[SPONSORED] Colour follows form: Agrob Buchtal’s new range allows for limitless combinations of colour, size and finish
Dutch architect Maurice Nio attaches great importance to colour and tone in his designs, and his proposal for Novoperedelkino metro station in Moscow is a striking example.
Inspired by a glimmer of sunlight behind black clouds, the design’s palette is entirely monochrome, excluding the striking red signage that declares the station’s name.
Both the descent into and emergence out of the station is for Nio not only a functional route but something akin to a spiritual experience.
At street level, curved ‘wing’ concrete pavilions are paved on their underside with black tiles. These openings lead down to an underpass, a low space that appears deceptively large as the result of its undulating ceiling.
Paradoxically, the interior becomes lighter as you move deeper, an effect created by a gradual gradation through 10 different shades of grey tiles, ending in a bright white that dramatically marks the platform levels and the ticket hall’s ceiling. This ‘angelic space’ is enhanced by the use of ceiling and floor lighting, that shines onto the glossy tiles and guides users to the platform level; the deepest space is here the brightest, with the white ceiling and white pillars starkly contrasting with the black walls.
Nio’s design concept was achieved entirely through the use of Agrob Buchtal’s ChromaPlural tile system - an example of just one of its almost infinite applications. The system aims to offer the best of both worlds - freedom and structure - with a large selection of colours, modular tile sizes, materials and finishes.
The ChromaPlural collection easily accommodates a huge variety of designs, with tiles in 50 shades of the UniColor scale and 29 sizes, enabling almost one and a half thousand different combinations. The sizes are arranged in two systems, one based on multiples of 12.5cm and the other decimal, ranging from 1 x 1cm to 50 x 100cm. To achieve a gradual effect, Nio used 10x10cm tiles.
There are several sizes that are common multiples and fit into both systems. Moreover, the tiles are available in different materials and finishes: glazed or unglazed, earthenware, stoneware or porcelain stoneware.
The number of possible combinations of different sizes, colours, materials and finishes runs therefore into the millions, but Nio’s design demonstrates what can be achieved with just one colour scale.

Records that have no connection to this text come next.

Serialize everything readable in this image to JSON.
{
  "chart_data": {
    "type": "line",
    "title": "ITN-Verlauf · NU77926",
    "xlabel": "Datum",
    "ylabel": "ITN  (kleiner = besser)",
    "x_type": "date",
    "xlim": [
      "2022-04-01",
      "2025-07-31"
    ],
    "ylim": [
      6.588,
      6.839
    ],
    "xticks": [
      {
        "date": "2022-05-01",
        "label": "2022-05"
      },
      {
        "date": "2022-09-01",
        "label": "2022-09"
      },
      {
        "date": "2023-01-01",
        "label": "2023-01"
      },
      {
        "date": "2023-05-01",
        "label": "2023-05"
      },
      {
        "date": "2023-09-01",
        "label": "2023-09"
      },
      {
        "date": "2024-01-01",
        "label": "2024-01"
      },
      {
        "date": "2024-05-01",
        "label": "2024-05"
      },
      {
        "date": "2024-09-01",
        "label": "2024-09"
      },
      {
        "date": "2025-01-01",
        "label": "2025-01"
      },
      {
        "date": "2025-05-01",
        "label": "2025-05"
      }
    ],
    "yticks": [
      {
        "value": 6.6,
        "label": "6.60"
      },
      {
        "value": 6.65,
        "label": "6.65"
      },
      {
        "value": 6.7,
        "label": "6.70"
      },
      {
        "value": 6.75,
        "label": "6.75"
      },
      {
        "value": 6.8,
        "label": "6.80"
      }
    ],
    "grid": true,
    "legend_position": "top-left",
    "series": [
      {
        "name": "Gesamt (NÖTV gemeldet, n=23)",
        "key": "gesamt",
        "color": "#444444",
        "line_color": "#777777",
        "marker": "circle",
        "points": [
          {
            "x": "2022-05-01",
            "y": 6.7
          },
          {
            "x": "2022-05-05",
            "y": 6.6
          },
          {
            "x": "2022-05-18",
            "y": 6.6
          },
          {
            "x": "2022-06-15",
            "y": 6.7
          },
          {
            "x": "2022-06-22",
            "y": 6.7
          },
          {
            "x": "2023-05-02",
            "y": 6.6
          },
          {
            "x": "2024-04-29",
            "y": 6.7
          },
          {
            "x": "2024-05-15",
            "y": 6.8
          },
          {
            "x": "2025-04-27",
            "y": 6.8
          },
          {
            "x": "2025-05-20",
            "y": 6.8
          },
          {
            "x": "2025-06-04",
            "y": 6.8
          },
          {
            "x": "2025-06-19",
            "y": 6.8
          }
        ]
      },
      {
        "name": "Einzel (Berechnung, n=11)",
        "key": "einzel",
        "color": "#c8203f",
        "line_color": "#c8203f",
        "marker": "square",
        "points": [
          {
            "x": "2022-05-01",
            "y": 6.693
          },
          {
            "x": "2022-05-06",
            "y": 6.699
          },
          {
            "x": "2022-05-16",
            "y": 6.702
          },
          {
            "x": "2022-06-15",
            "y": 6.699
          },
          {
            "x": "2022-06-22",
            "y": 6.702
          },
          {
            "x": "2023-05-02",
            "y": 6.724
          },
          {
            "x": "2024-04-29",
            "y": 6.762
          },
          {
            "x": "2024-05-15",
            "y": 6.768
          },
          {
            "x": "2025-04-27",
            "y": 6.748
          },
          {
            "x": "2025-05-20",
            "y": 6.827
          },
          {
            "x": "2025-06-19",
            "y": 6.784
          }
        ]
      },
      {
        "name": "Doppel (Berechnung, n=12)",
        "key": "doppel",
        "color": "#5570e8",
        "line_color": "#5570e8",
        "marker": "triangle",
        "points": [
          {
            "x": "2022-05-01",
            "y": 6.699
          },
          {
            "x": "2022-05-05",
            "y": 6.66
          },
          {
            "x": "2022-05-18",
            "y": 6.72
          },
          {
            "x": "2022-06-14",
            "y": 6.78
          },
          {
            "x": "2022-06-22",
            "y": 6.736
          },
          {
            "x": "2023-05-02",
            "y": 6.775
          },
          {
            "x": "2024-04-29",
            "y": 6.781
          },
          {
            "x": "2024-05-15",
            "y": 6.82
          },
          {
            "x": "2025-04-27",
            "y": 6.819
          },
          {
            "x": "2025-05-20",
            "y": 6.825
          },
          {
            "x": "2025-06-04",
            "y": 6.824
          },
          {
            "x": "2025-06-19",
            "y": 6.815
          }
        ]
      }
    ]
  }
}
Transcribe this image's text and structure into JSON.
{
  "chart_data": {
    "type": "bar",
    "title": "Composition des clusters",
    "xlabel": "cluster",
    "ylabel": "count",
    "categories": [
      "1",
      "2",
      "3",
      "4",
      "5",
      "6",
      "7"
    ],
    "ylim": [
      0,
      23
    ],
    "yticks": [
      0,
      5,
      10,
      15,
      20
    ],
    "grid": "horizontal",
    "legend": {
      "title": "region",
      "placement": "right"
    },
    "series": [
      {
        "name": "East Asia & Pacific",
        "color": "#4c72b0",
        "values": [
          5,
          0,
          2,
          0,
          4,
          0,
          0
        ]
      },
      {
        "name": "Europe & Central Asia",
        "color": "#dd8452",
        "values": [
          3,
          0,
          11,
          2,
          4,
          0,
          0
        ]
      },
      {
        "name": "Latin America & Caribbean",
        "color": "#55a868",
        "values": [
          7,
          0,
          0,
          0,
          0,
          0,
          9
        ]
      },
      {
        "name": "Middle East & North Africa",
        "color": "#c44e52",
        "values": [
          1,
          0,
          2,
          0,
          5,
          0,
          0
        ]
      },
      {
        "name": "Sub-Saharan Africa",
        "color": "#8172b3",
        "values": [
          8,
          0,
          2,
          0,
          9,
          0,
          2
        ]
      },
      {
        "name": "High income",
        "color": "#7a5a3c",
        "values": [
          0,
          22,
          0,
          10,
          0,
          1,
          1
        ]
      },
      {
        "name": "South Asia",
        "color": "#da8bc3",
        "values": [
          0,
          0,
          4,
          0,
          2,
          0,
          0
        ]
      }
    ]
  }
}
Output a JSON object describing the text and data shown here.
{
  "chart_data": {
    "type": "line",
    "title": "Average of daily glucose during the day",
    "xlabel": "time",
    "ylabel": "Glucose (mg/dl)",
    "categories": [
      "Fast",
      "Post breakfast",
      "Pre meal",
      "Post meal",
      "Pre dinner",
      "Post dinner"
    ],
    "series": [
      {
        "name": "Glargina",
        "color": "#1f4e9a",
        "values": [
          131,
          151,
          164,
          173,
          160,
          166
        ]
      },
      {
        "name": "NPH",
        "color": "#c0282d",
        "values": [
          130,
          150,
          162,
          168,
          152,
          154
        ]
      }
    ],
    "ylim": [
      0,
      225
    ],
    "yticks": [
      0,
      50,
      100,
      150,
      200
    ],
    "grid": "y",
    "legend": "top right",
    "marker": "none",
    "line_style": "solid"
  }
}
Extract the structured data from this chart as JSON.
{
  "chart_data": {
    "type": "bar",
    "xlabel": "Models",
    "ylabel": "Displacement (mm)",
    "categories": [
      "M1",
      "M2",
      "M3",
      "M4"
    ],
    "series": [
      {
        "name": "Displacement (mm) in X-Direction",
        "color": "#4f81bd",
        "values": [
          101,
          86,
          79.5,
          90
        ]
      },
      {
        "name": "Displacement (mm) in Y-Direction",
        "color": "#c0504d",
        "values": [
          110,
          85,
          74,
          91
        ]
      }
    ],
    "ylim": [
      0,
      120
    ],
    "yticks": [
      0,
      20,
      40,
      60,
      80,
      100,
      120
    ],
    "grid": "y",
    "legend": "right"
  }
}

ChromaPlural’s UniColor palette has been chosen to support spatial effects rather than camouflaging them, dispensing with garish tones and relying instead on graded shades and creating an overall tone instead of a random kaleidoscope.
Size is also hugely important: the effect of finishing a wall with large formats is completely different from the effect of finishing the same wall with the smallest tiles. Even if this wall is only in one or two colours, the dimensions of the tiles have an influence on the ambience, and subtle effects can be achieved through using a combination of sizes. The variety of sizes in ChromaPlural offers plenty of possibilities to generate a finely calibrated effect of how a space or volume is perceived.
ChromaPlural’s UniColor certainly does not exclude colour contrasts where a designer deems them necessary for a project; but fundamentally, it is a system that offers the tools to create a chromatically balanced ambience which does not necessarily need to stand out to be noticed.
As Nio states, ‘the design of the Novoperedelkino metro station is very “quiet”, but with the same new colour code, you can also make a “loud” design’. This might sound paradoxical, but it is the self-effacing aspect of ChromaPlural’s colours that endows them with a timeless sense of style.